Le lien, je l’ai établi dès ma prise de fonctions en rencontrant tous les responsables professionnels et il s’est toujours maintenu. Reste qu’au-delà de la contestation de quelques dispositions du projet de loi santé, et notamment du tiers payant, ce mouvement de contestation s’est installé, car il a des racines plus profondes. Les conditions d’exercice des médecins sont devenues objectivement plus difficiles, car la pression des patients est plus forte, les pathologies chroniques plus complexes et – c’est en tout cas leur ressenti- leurs contraintes administratives plus lourdes. Les médecins aspirent à consacrer plus de temps aux soins. Ma mission, c’est évidemment la maîtrise des dépenses et l’amélioration de l’accès aux soins pour les patients. Cela doit être aussi de renforcer la qualité de service pour les professionnels de santé. Je veillerai à ce que l’Assurance-maladie soit attentive au quotidien des professionnels.
Comment ?
Un exemple. J’ai proposé au ministère de la Santé une simplification du régime des affections de longue durée, qui concernent 11 millions de personnes. On enregistre chaque année 2,6 millions d’entrées ou de renouvellement en ALD. Aujourd’hui, la décision prise par le médecin doit être approuvée par le contrôle médical, qui va jusqu’à signer le protocole de soins, ce qu’il fait évidemment dans plus de 95 % des cas. C’est une perte de temps et un manque de confiance dans les médecins. Cette signature ne serait plus nécessaire et l’avis préalable ne serait plus systématique. De plus, pour toutes les pathologies à évolution lente comme le diabète ou l’alzheimer, le renouvellement des droits ne se fera plus tous les cinq ans, mais tous les dix ans.
Les médecins contestent le tiers payant généralisé. Comment allez-vous procéder ?
Il faut d’abord distinguer les réserves de principe et les craintes d’ordre pratique sur les conditions de sa mise en oeuvre. La dispense d’avance de frais existe dans beaucoup de pays européens et concerne déjà plus du tiers des consultations en France. Le tiers payant généralisé correspond à une attente forte des assurés. Tout l’enjeu est que son déploiement ne dégrade en rien les conditions d’exercice des médecins. Je pense même qu’il peut contribuer à les simplifier en leur évitant demain toutes les opérations bancaires liées à l’encaissement des chèques et espèces qu’ils reçoivent chaque semaine.
Les médecins sont persuadés qu’ils auront davantage de contraintes…

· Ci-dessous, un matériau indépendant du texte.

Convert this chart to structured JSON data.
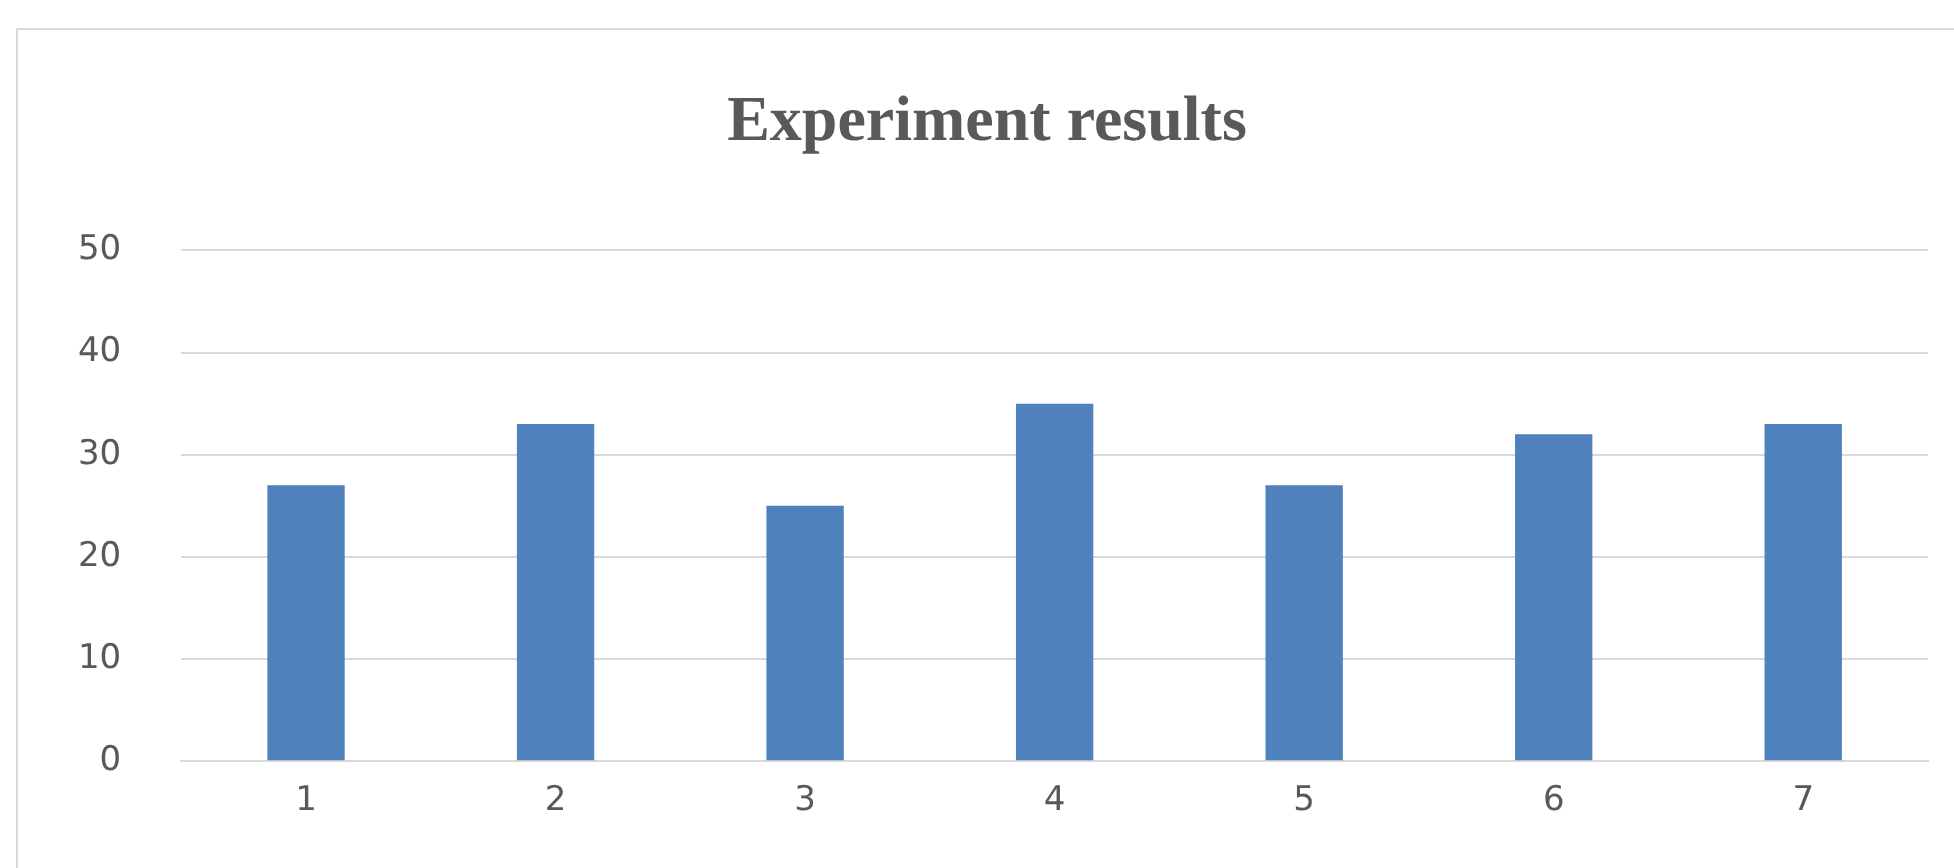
{
  "chart_data": {
    "type": "bar",
    "title": "Experiment results",
    "categories": [
      "1",
      "2",
      "3",
      "4",
      "5",
      "6",
      "7"
    ],
    "values": [
      27,
      33,
      25,
      35,
      27,
      32,
      33
    ],
    "color": "#4f81bd",
    "ylim": [
      0,
      50
    ],
    "yticks": [
      0,
      10,
      20,
      30,
      40,
      50
    ],
    "grid": "y",
    "legend": false
  }
}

Cela doit être le contraire. C’est l’objectif qu’ont fixé les pouvoirs publics au travers de la loi santé. Cela passe par trois engagements : le premier, c’est la garantie de paiement, qui sera acquise sur la base d’une vérification instantanée des droits des assurés à partir de la carte Vitale et, quand elle ne sera pas à jour, d’une base de données en ligne intégrée directement dans le logiciel du médecin. Le deuxième engagement, c’est la rapidité : la loi impose de ne pas dépasser un délai de 7 jours pour rembourser le médecin ; en réalité, 5 jours suffiront dans l’immense majorité des cas. J’ajoute que les délais seront publiés régulièrement. Le troisième engagement, c’est la simplicité dans le suivi des remboursements. Ces engagements, je les prends. La loi a prévu des étapes et, pour chacune d’elles, une période de test afin que chacun puisse vérifier que la pratique correspond bien à la théorie. C’est aussi une garantie très importante.
Les mutuelles sont déçues, car elles pensaient avoir un accès direct à l’assuré ou au professionnel de santé via la plate-forme tiers payant…
Le travail a commencé avec les organismes complémentaires afin de définir la future architecture. Comme la loi le prévoit, nous devrons partir des attentes des professionnels de santé, qui n’ont ni le temps ni l’envie de gérer de multiples interlocuteurs. C’est un impératif : nous devons mettre de côté les logiques institutionnelles et proposer des solutions les plus simples et les plus intégrées possible. Ce sera la responsabilité de l’Assurance-maladie de piloter le déploiement du tiers payant et d’assurer la cohérence globale du système.
Il reste des obstacles techniques : instabilité des droits, paiement des franchises…
La proportion de refus de prise en charge en tiers payant est comprise aujourd’hui entre 1 % et 2 %, en général parce que les droits des assurés ne sont pas à jour. C’est un taux que nous devons réduire drastiquement. Marisol Touraine a demandé d’ouvrir un chantier sur la continuité des droits pour les assurés qui changent de caisse primaire, de régime d’assurance ou de situation. Quant aux participations forfaitaires, en cas de tiers payant, elles sont aujourd’hui récupérées à la source sur un remboursement ultérieur. L’Assurance-maladie est donc déjà dans une logique de prélèvement ; si la loi nous donnait la possibilité de solliciter une autorisation de prélèvement bancaire, ce serait plus clair.